The NY Times article reports: “No one knows exactly how many adolescents are turning to surgery to get thinner. One of the few studies, published in 2007, reported that bariatric surgery in teenagers was relatively rare but rising fast: from 2000 to 2003 (the last year examined), the number of operations tripled, to about 800.”

In one article, it is estimated that 220,000 bariatric procedures were performed in 2008 with an estimated increase of approximately 20,000 in 2009.

There is also an ongoing debate as to which form of weight-loss surgery is indicated for adolescents – bypass or banding.

Nor do surgeons agree on which of the two procedures used most — banding or bypass — is more appropriate for youths. Dr. Nadler, of Children’s National Medical Center, prefers banding, saying it is less radical and can be more easily undone if need be. In November, in The Journal of the American College of Surgeons, he described a study finding that among 41 teenagers followed for two years after gastric banding, their excess body weight had dropped by about half, on average, and other measures of their health had improved.

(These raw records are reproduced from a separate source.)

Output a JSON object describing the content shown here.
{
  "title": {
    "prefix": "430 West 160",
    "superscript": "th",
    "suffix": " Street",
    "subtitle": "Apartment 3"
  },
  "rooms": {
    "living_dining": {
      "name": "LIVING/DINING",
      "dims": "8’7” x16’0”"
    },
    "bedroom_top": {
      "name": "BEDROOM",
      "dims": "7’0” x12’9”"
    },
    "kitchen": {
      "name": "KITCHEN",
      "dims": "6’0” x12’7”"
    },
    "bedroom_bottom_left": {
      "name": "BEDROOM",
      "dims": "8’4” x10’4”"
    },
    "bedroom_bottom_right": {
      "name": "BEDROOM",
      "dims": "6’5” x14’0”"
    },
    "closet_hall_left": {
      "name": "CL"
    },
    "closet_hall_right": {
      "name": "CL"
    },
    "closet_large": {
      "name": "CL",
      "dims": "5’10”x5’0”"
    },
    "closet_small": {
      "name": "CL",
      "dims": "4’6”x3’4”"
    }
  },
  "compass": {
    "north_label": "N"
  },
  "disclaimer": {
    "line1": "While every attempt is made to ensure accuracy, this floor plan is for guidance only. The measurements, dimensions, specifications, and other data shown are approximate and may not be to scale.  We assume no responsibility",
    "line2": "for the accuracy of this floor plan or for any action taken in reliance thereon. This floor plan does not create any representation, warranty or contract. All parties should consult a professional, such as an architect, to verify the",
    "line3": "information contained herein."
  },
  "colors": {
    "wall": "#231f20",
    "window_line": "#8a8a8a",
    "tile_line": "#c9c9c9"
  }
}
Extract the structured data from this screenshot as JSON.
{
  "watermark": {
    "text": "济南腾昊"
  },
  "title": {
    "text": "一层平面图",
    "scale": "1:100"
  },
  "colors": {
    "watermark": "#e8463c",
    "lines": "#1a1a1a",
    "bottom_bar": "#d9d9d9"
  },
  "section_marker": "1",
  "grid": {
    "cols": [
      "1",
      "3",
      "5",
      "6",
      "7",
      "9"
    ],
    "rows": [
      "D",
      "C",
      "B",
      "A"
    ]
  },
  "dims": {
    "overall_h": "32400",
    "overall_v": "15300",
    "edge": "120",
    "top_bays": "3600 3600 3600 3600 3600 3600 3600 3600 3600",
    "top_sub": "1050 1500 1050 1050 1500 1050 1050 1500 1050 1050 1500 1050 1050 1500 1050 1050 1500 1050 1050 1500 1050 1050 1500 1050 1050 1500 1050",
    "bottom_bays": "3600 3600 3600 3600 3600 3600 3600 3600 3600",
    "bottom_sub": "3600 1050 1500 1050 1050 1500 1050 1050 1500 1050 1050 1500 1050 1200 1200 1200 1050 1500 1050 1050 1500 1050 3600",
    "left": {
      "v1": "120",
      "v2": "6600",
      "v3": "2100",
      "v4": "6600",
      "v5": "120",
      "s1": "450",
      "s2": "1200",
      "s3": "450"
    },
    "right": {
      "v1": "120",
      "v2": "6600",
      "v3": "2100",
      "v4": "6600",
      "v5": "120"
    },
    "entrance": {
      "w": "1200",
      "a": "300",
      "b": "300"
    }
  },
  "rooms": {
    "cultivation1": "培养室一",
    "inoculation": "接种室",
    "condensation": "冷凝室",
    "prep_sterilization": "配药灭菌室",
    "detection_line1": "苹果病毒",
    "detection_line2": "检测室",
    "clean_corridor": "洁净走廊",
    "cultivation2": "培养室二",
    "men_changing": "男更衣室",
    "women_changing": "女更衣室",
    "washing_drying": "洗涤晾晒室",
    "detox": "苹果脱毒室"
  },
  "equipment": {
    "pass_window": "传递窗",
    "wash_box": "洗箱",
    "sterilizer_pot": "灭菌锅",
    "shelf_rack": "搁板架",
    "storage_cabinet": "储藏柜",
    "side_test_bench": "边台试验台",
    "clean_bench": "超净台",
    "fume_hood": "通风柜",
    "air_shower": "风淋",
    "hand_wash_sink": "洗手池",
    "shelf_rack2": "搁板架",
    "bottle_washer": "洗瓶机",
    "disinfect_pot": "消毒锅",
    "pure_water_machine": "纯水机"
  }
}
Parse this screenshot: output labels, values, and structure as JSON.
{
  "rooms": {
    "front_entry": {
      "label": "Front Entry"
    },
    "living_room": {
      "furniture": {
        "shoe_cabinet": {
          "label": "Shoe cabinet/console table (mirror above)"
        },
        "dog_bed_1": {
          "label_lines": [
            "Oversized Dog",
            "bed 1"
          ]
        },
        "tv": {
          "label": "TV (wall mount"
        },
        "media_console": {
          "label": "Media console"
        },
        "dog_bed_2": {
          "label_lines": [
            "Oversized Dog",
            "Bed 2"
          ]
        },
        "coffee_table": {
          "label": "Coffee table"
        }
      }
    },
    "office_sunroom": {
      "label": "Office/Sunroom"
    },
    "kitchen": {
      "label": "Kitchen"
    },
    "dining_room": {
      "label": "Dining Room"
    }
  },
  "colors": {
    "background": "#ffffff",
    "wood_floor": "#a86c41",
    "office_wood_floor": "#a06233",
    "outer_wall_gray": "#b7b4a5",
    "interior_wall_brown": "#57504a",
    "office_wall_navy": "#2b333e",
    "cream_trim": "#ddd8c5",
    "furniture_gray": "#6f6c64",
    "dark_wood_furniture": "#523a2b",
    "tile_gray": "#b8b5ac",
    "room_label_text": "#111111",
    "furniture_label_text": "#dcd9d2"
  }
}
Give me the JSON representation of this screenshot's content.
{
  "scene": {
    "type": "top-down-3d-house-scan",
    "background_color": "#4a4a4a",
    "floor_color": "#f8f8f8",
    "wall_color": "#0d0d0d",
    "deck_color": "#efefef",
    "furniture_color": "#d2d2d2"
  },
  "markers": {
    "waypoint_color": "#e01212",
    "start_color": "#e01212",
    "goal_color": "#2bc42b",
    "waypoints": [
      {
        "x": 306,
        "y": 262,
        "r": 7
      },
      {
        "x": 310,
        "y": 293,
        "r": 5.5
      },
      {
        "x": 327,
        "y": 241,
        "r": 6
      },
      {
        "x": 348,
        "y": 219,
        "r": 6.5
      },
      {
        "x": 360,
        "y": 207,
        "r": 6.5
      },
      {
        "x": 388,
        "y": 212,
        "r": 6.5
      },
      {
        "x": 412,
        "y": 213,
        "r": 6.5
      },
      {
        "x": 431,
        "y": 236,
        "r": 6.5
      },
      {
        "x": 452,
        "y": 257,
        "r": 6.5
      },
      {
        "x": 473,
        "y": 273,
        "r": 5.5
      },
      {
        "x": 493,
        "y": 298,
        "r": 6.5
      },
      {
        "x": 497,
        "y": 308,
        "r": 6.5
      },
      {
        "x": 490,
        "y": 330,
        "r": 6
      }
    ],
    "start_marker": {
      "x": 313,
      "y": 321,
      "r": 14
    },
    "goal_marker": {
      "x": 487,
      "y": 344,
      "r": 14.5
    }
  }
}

There is no doubt the debates will rage on for years to come.  What is evident, however, to those of us who have litigated many cases involving bariatric surgery performed on adults, is that this is not to be considered a ‘quick fix’ for being overweight.  It is not a form of cosmetic surgery.  This is serious stuff and reasoned considerations must be made: (1) is it medically indicated?; (2) what are the alternatives?; (3) who are the surgeons skilled in these procedures?; (4) is the adolescent properly being screened and counseled before undergoing surgery?; (5) what post-operative follow-up is needed?; (6) is the facility where the procedure is to be performed truly recognized as being capable of dealing with such patients and potential post-operative complications?; and (7) does the child and his/her parent(s) truly understand the risks associated with such procedures? – just to name a few of the many issues that must be addressed.